Second only to my relationship with God is my relationship with my family. I have often said that aside from the transforming and redeeming relationship with God, my relationship with Anita, Stephanie, Charley, and the others members of my nuclear family has been God’s greatest gift to me. We are a family flawed like other families, but there has been, and is, a bond of love that has shaped who I am, has encouraged me, and has taught me the deepest meaning of life. And that bond has been strengthened over these past few weeks. I grieve at the pain my illness has brought to their lives, but without them I couldn’t exist.


Finally, I have been overwhelmed by the relationships I enjoy with a wide circle of friends, friends who are more like family than anything else. I have always valued the friendships developed over the years. But I have been humbled at the number of friends who have been in touch over the past few weeks. I have heard from friends old and new, friends with whom I stay in touch and friends from whom I have been separated by time and distance.

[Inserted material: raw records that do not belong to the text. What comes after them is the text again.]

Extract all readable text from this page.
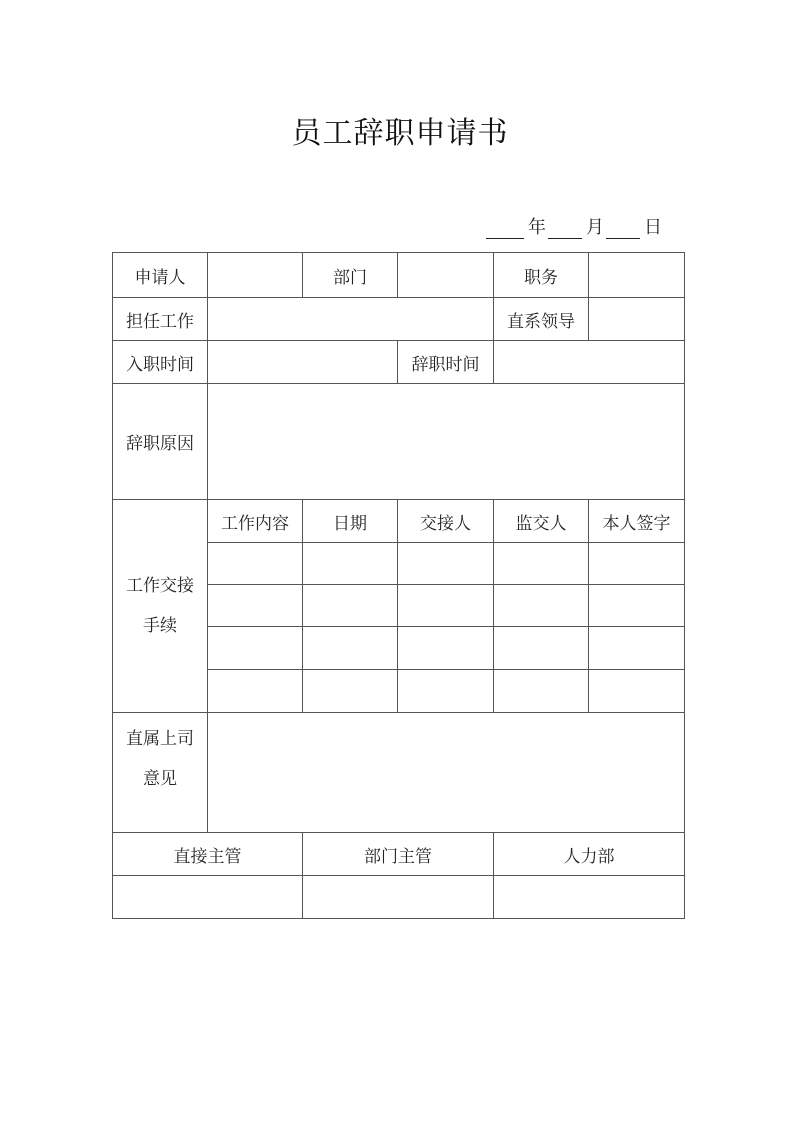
员工辞职申请书
年 月 日
申请人		部门		职务	
担任工作				直系领导	
入职时间			辞职时间		
辞职原因					

工作交接
手续	工作内容	日期	交接人	监交人	本人签字

直属上司
意见					

直接主管		部门主管		人力部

I have heard from people whom I served as youth minister nearly forty years ago, as well as numerous others who were members of congregations I served, colleagues in ministry, and people from community and civic life. Their comments about our relationships have brought tears to my eyes and a song to my heart. Over and over I have said to Anita, “I had no idea he/she felt this way about me.” And I have been reminded that, too often, I have failed to share my feelings of love and appreciation with them.


Tom Rath points out in his book Vital Friends: “Friendships add significant value to our marriages, families, work, and lives. At some level, everything we see and feel is the product of a personal relationship. Look around you and see if you can identify anything created in true isolation. After pondering this for a few moments, you might notice how dependent we are on connections with other people. Remove relationships from the equation, and everything disappears." (p.16)

If friendship and personal relationships are so vital to our well being and our humanity, we would be wise to invest time to intentionally cultivate and nurture friendship in our families, churches and offices and in our other social networks.


What is real? For me, relationships! I give thanks to God for each one of you, the rich relationships we share, and for your willingness to stand with us in this time of need.I want you to know that I love you and give thanks to God for our relationship. And that’s real!